Curiously, the client, Mr. Schwartz, says in his complaint that he doesn't have a credit card. But his lawsuit says he filed "on behalf of the general public" and seeks to eliminate the currency conversion fees as "a private attorney general." Mr. Schrag said the complaint might be broadened to include American Express Co., which also levies currency conversion fees.

Legal experts say Visa and MasterCard have been under a microscope since major retailers sued the card associations in 1996 and the Department of Justice filed an antitrust lawsuit in 1998. The retailers' complaint, which also alleges antitrust violations, is about debit card acceptance and interchange rules. The government is focusing on the membership rules of the associations.

The two cases are closely aligned, so much so that the government is a party to the retailers' case, which is also known as the Wal-Mart case, after one of the original plaintiffs. The government case goes to trial in June, and the retailers' case is to begin in November.

The currency fee lawsuit "is a clear attempt to ride on the coattails of the DOJ," said Anita Boomstein, a card payment specialist at the New York law firm of Hughes Hubbard & Reed. "They are trying to use that [case] as a basis for alleging that other aspects of their business are not competitive."

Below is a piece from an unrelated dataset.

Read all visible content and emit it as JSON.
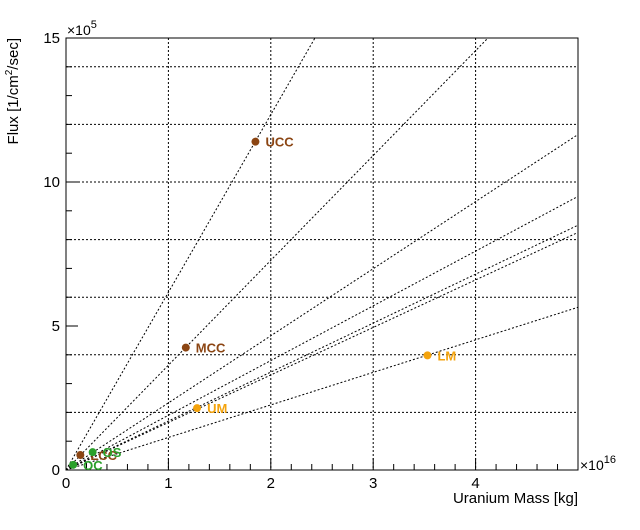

Many of the antitrust allegations in the currency fee complaint mirror the allegations in the other two lawsuits. The new lawsuit refers to the "co-ownership and overlapping financial interest" between Visa and MasterCard, alleging that the card companies "essentially operate as a single business enterprise with a shared community of interest." These are central points of the Wal-Mart and government cases.

There are other overlapping issues. The law firm Milberg Weiss also represents Payless Shoe Stores, which is a party in the Wal-Mart case. Payless sued Visa and MasterCard separately after the Wal-Mart case had been filed, said Lloyd Constantine of Constantine & Partners, the lead law firm representing the retailers. The Payless case was consolidated into the Wal-Mart case, Mr. Constantine said, and there are 12 other companies seeking separate legal representation against Visa's and MasterCard's debit card rules. All the cases have been folded into the larger one.

Mr. Constantine said the Wal-Mart and government cases have "opened up Visa and MasterCard to scrutiny." These lawsuits have "created the impression that the card associations are more vulnerable," he said.